Anche questa la si deve considerare una morte sospetta?

Certo che alcuni piedi importanti il compianto prefetto Caruso li aveva pestati. Davanti la Commissione Nazionale Antimafia aveva denunciato l’ex magistrato Silvana Saguto, ex presidente della sezione per le misure di prevenzione del Tribunale di Palermo. Questo avveniva quando la Saguto era ancora in auge ed era, come è  noto, un’icona intoccabile di quella che poi si è scoperto essere una ben collaudata  e strana lotta alla mafia che, ancora oggi, è  funzionale a fare affari illeciti dentro molti tribunali, con la gestione dei beni confiscati e non solo. Caruso ha avuto la colpa di essere stato il primo, dall’interno del ‘sistema’, a svelare cosa succede dentro i Palazzi di Giustizia, allorquando il braccio armato dello Stato si accanisce contro quegli imprenditori accusati, ingiustamente, di mafia, per spogliarli vivi, sottraendo interamente i loro patrimoni, oltre alla dignità, ovviamente. Il prefetto Caruso non mancò anche di indicare, nelle sedi opportune, un ex ministro della Repubblica, tale Angelino Alfano, nonché il suo entourage familiare, quali probabili profittatori del business dei beni confiscati. Oltre alla Saguto, ed al suo cerchio magico, chiaramente erano e sono ancora  in molti, in giro per l’Italia, ad approfittare,  non sempre in modo lecito, della gestione dei beni confiscati. Allora si gridò allo scandalo! In molti corsero in difesa della Saguto, ad esempio. Poi, quando il vaso di pandora è stato scoperto, i fatti hanno dato ragione al compianto prefetto Caruso, che è stato sentito anche nel processo a carico della Saguto. Chissà quante cose aveva ancora da dire il Caruso, a proposito delle confische dei beni, spesso illegalmente gestiti dai tribunali di mezz’Italia. Purtroppo, e per alcuni forse per fortuna, Caruso non potrà più parlare. Si dice che è morto di broncopolmonite, mentre gli curavano una leucemia.

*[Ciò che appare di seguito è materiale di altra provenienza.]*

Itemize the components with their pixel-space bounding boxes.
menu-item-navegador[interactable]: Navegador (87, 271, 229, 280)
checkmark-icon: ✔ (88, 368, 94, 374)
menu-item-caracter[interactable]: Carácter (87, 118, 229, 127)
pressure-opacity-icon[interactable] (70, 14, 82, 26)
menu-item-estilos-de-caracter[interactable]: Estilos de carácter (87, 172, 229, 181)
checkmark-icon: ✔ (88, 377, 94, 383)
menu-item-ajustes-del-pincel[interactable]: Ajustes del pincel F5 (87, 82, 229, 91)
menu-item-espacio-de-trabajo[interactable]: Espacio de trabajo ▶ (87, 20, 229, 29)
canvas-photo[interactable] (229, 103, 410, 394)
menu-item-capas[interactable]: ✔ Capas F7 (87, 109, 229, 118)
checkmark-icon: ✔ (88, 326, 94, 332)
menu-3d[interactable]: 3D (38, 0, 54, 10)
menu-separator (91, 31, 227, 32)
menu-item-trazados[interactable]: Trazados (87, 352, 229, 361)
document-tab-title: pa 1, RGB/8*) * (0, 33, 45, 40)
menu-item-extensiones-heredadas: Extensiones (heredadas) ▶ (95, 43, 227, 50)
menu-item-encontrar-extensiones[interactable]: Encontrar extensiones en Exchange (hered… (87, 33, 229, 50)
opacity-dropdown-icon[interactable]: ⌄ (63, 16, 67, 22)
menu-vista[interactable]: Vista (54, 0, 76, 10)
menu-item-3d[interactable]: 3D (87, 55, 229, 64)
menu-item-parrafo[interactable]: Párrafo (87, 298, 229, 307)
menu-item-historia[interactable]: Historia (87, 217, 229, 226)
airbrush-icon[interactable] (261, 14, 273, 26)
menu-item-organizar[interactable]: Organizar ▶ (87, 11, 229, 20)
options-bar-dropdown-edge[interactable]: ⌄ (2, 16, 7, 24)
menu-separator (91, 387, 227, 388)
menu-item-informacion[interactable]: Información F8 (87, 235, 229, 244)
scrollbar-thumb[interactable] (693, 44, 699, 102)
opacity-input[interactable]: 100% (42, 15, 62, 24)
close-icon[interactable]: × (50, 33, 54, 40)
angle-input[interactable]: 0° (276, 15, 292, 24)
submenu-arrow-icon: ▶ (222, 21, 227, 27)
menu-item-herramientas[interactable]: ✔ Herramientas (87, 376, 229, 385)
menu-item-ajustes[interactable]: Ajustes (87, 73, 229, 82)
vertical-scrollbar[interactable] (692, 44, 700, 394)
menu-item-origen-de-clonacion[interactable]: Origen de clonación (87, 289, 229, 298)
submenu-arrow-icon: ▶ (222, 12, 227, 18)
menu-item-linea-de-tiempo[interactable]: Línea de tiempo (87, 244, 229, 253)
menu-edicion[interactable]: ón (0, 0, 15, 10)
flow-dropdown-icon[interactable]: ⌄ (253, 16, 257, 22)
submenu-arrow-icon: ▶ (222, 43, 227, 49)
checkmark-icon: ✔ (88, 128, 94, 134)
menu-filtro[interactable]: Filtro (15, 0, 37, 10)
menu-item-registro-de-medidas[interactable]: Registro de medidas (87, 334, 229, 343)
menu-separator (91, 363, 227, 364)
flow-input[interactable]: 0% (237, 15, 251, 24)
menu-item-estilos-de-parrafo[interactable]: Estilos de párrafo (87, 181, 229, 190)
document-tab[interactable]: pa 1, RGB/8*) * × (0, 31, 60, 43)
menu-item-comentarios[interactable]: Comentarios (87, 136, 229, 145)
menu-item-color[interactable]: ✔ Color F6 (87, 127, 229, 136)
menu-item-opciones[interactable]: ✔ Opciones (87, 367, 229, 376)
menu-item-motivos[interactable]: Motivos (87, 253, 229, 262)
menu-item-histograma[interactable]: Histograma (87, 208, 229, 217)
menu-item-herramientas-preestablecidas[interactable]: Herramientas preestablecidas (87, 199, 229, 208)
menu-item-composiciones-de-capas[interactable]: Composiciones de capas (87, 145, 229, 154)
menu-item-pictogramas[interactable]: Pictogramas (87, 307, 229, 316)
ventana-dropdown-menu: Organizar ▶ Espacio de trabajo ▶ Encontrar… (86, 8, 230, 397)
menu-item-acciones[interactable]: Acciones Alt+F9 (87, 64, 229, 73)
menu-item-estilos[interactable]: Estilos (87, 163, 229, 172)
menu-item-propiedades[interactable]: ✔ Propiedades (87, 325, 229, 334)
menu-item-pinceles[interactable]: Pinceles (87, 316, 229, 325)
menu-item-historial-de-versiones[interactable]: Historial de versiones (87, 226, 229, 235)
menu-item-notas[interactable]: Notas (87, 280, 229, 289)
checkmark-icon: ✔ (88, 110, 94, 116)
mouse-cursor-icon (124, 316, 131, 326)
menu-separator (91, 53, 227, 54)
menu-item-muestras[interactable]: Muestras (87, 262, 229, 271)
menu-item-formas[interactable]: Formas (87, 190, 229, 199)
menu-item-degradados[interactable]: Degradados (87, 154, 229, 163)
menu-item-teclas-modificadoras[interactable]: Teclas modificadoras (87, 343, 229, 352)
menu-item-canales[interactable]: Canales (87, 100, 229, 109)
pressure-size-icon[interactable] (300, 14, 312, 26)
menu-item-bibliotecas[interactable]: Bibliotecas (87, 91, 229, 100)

Caruso era entrato in polizia nel 1974, ricoprendo durante la sua lunga carriera tantissimi incarichi di prestigio. E’ stato tra l’altro in prima linea durante gli anni di piombo contro i terroristi. Nel 1992, da vicequestore aggiunto, era stato trasferito da Bergamo alla questura di Reggio Calabria, dove si era occupato di criminalità organizzata, catturando anche latitanti della ‘Ndrangheta. Fece poi tappa a Milano, dove si occupò anche di lotta al terrorismo interno ed internazionale. Successivamente il ritorno in Calabria, per dirigere la questura di Crotone. Poi a Vicenza, Padova e infine l’approdo a Palermo, prima da questore e – dopo una tappa a Roma – da prefetto. Sono gli anni in cui Cosa nostra è stata piegata sotto i colpi sferrati dallo Stato, culminati nella cattura, dopo anni di latitanza, del boss Bernardo Provenzano.

Nel 2010 la nomina a prefetto di Palermo e subito dopo anche quella di direttore dell’Agenzia per i beni confiscati. Caruso fu tra i primi a mettere in discussione la gestione dei patrimoni tolti ai boss, parlando di “conflittualità” e “incompatibilità” e ricevette all’epoca molte critiche. Qualche tempo dopo, però, nel 2015, finì sotto inchiesta l’allora presidente della sezione Misure di prevenzione del tribunale, Silvana Saguto (poi radiata dalla magistratura e condannata in primo grado a Caltanissetta) e scoppiò lo scandalo.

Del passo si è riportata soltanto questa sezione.